FALMOUTH — Perhaps you read about the angry moms who became political vandals by stealing Trump campaign signs here in Falmouth. Well, since I’m the guy who planted those signs, I thought I should weigh in on the subject. Here’s my side of the story.
Early in October, I was asked by a friend if I was willing to help put up some Trump campaign signs here in Falmouth and in the nearby community of Scarborough. I agreed to help because I believe strongly in our First Amendment right to free speech, so after first checking with the local police about placement of the signs and reading up on the law pertaining to such, I got to work. Little did I know what a backlash of hatred and anger my actions would provoke.
Route 1 runs right through the center of town in our little version of Peyton Place. With broad, tree-lined sidewalks and grassy strips running for a mile and a half on both sides of the road, it seemed like the perfect venue for me to place the signs.
In Scarborough, I chose a section of Route 1 that cuts straight through a mile-long crossing of a 3,200-acre saltwater marsh, the largest in the state. There, I wanted the signs to have some aesthetic impact, like the environmental art of Christo, who erected a cloth fence along a 24-mile-long stretch of California coastline near Sonoma. Since Maine law requires signs for the same candidate to be at least 30 feet apart (among other things), I took that as my cue. In Falmouth, I placed the signs at equal intervals of 35 to 40 feet, up one side of the street and down the other, along a total distance of about three miles. In Scarborough, I placed them on one side of the road only along a one-mile stretch.
All told, I planted some 500 signs that first day (400 in Falmouth and 100 in Scarborough), in broad daylight and to a madrigal of honking horns from passing motorists. That was on Sunday, Oct. 2.
Almost immediately thereafter, the backlash started.
On Monday morning, I drove down the avenue in Falmouth to see several of the signs missing, which bothered me because each and every one of them had been legally placed along a public right of way, and with each new day I awoke to find that more and more signs had been taken down during the night. I was thus forced to spend a good portion of each day replacing the stolen signs because I refused to be silenced. Who was doing this nasty stuff, I wondered?
Then people started getting caught.
On Oct. 17, a Scarborough man, 37-year-old Amos Goss, was issued a civil summons for removing 10 of the signs I had put up along Scarborough Marsh. He did it, he said, because his two children, age 5 and 7, were upset by them.
Earlier that weekend, three women – Heidi Kendrick, 42, of Portland, along with Falmouth residents Martha Murdick, 44, and 52-year-old Elizabeth “Betta” Stothart – were caught red-handed stealing about 40 of the 400 Trump signs I had put up in Falmouth.
After informing the women that they had stolen someone else’s property, the officer took the signs from their car and sent them home.
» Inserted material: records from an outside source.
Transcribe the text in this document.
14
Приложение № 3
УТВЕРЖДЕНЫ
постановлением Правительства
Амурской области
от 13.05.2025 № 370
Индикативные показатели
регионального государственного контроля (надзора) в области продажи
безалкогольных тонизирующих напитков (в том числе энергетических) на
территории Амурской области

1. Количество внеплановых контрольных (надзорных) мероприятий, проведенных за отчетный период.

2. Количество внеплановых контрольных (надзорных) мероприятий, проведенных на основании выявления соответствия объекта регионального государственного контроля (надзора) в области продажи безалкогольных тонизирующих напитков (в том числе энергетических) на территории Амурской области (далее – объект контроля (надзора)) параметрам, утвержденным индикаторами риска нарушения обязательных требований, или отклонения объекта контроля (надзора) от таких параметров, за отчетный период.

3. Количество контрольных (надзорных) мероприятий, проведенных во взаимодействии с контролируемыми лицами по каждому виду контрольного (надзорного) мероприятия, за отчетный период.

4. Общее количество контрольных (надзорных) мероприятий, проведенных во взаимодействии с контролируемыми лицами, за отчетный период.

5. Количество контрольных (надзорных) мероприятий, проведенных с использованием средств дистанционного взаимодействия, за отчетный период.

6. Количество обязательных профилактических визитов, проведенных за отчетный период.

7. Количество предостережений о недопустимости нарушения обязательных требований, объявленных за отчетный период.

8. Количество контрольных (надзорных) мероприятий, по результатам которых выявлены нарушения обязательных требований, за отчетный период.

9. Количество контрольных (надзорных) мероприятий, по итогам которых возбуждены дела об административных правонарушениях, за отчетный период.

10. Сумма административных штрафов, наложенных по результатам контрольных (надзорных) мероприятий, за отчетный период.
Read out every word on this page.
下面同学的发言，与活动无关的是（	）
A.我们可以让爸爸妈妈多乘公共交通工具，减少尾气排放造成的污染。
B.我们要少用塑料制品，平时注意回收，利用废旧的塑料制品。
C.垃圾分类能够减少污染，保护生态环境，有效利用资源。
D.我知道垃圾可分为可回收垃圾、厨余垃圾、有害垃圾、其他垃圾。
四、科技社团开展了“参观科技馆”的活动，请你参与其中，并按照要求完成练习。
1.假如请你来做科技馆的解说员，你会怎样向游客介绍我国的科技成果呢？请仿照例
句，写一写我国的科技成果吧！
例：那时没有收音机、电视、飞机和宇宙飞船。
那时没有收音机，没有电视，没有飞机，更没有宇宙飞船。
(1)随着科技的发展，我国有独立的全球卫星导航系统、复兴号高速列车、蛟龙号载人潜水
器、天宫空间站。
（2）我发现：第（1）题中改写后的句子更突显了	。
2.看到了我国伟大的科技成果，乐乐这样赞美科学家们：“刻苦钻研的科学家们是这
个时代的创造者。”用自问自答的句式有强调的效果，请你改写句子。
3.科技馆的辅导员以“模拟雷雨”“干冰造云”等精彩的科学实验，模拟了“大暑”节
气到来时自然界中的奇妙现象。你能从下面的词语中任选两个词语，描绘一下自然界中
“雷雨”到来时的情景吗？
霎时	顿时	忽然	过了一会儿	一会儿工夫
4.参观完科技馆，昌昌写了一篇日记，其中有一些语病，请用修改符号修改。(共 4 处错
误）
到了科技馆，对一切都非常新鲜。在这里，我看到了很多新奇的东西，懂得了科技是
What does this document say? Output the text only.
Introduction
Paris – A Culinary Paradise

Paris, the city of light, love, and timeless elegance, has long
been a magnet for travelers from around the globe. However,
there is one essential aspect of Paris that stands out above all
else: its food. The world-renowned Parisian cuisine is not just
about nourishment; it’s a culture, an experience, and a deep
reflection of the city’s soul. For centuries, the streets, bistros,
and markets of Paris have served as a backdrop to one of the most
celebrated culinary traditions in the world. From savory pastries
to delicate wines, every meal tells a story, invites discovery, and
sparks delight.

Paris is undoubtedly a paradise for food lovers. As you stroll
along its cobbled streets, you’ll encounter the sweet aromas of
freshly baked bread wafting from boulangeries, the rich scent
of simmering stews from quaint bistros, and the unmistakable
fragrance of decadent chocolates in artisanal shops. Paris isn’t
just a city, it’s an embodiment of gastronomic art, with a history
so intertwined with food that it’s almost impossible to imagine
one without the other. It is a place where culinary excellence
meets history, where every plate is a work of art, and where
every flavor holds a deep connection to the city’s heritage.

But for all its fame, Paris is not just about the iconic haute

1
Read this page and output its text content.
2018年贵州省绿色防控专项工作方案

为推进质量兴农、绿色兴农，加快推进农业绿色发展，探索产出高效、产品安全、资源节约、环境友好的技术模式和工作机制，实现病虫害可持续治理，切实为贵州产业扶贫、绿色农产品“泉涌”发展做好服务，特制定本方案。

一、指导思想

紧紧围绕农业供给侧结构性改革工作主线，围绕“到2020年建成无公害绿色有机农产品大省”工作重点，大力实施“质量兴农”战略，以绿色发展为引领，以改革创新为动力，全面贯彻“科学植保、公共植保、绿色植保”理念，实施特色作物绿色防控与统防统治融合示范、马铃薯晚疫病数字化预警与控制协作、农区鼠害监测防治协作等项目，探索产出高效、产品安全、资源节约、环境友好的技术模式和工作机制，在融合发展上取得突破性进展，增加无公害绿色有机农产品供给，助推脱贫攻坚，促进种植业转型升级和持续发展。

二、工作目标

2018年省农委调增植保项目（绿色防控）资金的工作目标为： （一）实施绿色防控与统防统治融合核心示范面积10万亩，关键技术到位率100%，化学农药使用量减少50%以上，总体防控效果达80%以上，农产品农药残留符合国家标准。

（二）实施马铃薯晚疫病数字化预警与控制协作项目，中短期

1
The next day, however, he issued summonses to the three for theft by unauthorized taking – a criminal offense here in Maine.
Betta Stothart told us in an Oct. 25 Washington Post piece some of the reasons that motivated her to break the law and commit a crime, but she closed her commentary with words of advice for “anyone who might be on the verge of doing something stupid. It’s not worth it. Find a healthy way to express your outrage.”
But here’s where this story gets even nastier.
On Sunday morning, Oct. 16, I awoke to find that every single one of my 400 Trump campaign signs in Falmouth had been stolen during the night. No one was ever caught for this malicious act, but I sure hope it wasn’t the moms who had acted out on the previous Friday night.
Betta Stothart now encourages other women to find healthier ways to express their rage, but I have to wonder if she and her friends would be so apparently contrite if they hadn’t been caught. If not, they are as nasty as the candidate they so vocally support.